II. Die Beklagte trägt die Kosten des Erinnerungsverfahrens.
Gründe:
I.
Gegenstand der Anfechtungsklagen Az. 22 A 04.40010, 22 A 04.40011, 22 A 04.40012 und 22 A 04.40014 war die atomrechtliche Genehmigung zur Aufbewahrung von Kernbrennstoffen aus den Blöcken B und C des Kernkraftwerks ************* ** im Standort - Zwischenlager in *************, die das Bundesamt für Strahlenschutz den Beigeladenen unter dem 19. Dezember 2003 erteilt hatte. In Anknüpfung an ihre vorangegangene Zuziehung als Sachverständige im Genehmigungsverfahren (§ 20 Satz 1 AtG) bediente sich das Bundesamt für Strahlenschutz u.a. der Hilfe der Herren Dr. ********* (TÜV Süd) und Dr. ***** (TÜV Nord) auch bei der Erwiderung auf die Angriffe der Kläger in den gerichtlichen Verfahren, u.a. in der mündlichen Verhandlung vom 13. bis zum 15. Dezember 2005. Die Anfechtungsklagen Az. 22 A 04.40010, 22 A 04.40011, 22 A 04.40012 und 22 A 04.40014 wurden vom Verwaltungsgerichtshof gemeinsam verhandelt und entschieden. Mit Urteil vom 9. Januar 2006 wies der Verwaltungsgerichtshof die Anfechtungsklagen ab; die Verfahrenskosten wurden den Klägern auferlegt. Das Urteil ist rechtskräftig. Die Beklagte beantragte mit vier Anträgen unter dem 12. März 2009 die gerichtliche Festsetzung der ihr in den Verfahren Az. 22 A 04.40010, 22 A 04.40011, 22 A 04.40012 und 22 A 04.40014 entstandenen notwendigen Aufwendungen in Höhe von 3.283,03 Euro, 2.438,56 Euro, 2.438,56 Euro und 3.283,03 Euro. Die Beklagte machte insofern auch die anteiligen Kosten für die Beiziehung der Herren Dr. ********* und Dr. ***** als externe Sachverständige der Beklagten in der mündlichen Verhandlung vom 13. bis zum 15. Dezember 2005 geltend. Der Urkundsbeamte der Geschäftsstelle des Bayerischen Verwaltungsgerichtshofs setzte mit einem einzigen Kostenfestsetzungsbeschluss vom 21. Juli 2009 in den Verfahren Az. 22 A 04.40010, 22 A 04.40011, 22 A 04.40012 und 22 A 04.40014 die zu erstattenden Kosten auf lediglich 2.567,54 Euro, 1.245,66 Euro, 1.245,66 Euro und 2.567,54 Euro fest. Kosten für die Anwesenheit von Sachverständigen des TÜV in der mündlichen Verhandlung könnten nicht angesetzt werden. Zudem müssten die entstandenen Auslagen für die mündliche Verhandlung unter Berücksichtigung des Eilverfahrens (Az. 22 AS 03.40055) verteilt werden. Die Beklagte hat dagegen Erinnerung erhoben.
II.
Die Erinnerung ist unbegründet. Der Kostenfestsetzungsbeschluss des Urkundsbeamten der Geschäftsstelle des Bayerischen Verwaltungsgerichtshofs vom 21. Juli 2009 ist rechtlich nicht zu beanstanden. Die Einwände der Beklagten vermögen nicht zu überzeugen.

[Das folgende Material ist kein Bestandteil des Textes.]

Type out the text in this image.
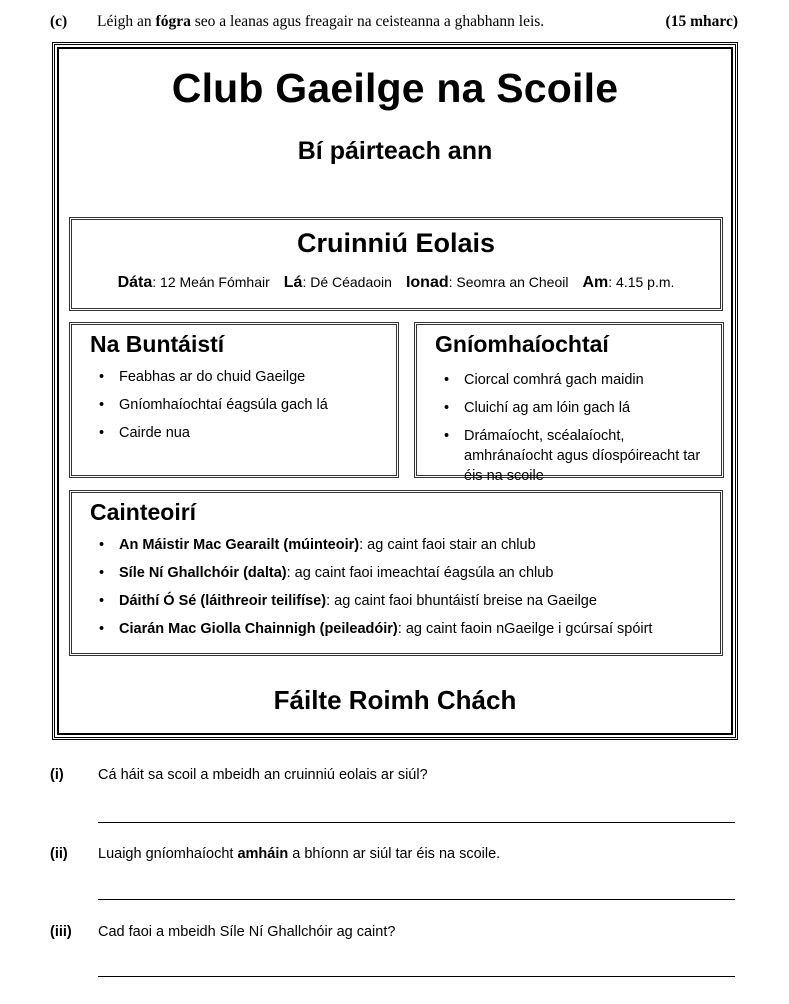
(c) Léigh an fógra seo a leanas agus freagair na ceisteanna a ghabhann leis.	(15 mharc)
Club Gaeilge na Scoile
Bí páirteach ann
Cruinniú Eolais
Dáta: 12 Meán Fómhair Lá: Dé Céadaoin Ionad: Seomra an Cheoil Am: 4.15 p.m.
Na Buntáistí
• Feabhas ar do chuid Gaeilge
• Gníomhaíochtaí éagsúla gach lá
• Cairde nua
Gníomhaíochtaí
• Ciorcal comhrá gach maidin
• Cluichí ag am lóin gach lá
• Drámaíocht, scéalaíocht, amhránaíocht agus díospóireacht tar éis na scoile
Cainteoirí
• An Máistir Mac Gearailt (múinteoir): ag caint faoi stair an chlub
• Síle Ní Ghallchóir (dalta): ag caint faoi imeachtaí éagsúla an chlub
• Dáithí Ó Sé (láithreoir teilifíse): ag caint faoi bhuntáistí breise na Gaeilge
• Ciarán Mac Giolla Chainnigh (peileadóir): ag caint faoin nGaeilge i gcúrsaí spóirt
Fáilte Roimh Chách
(i) Cá háit sa scoil a mbeidh an cruinniú eolais ar siúl?
(ii) Luaigh gníomhaíocht amháin a bhíonn ar siúl tar éis na scoile.
(iii) Cad faoi a mbeidh Síle Ní Ghallchóir ag caint?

1. Die Beklagte möchte zum einen erreichen, dass über ihre getrennten Kostenfestsetzungsanträge in den Verwaltungsstreitsachen Az. 22 A 04.40010, 22 A 04.40011, 22 A 04.40012 und 22 A 04.40014 durch separate Kostenfestsetzungsbeschlüsse entschieden wird und nicht in einem einzigen Beschluss. Hierauf besteht aber kein Anspruch. Der eine Beschluss vom 21. Juli 2009 enthält mit klarer Trennung ohnehin bereits die gewünschten vier separaten Kostenfestsetzungen.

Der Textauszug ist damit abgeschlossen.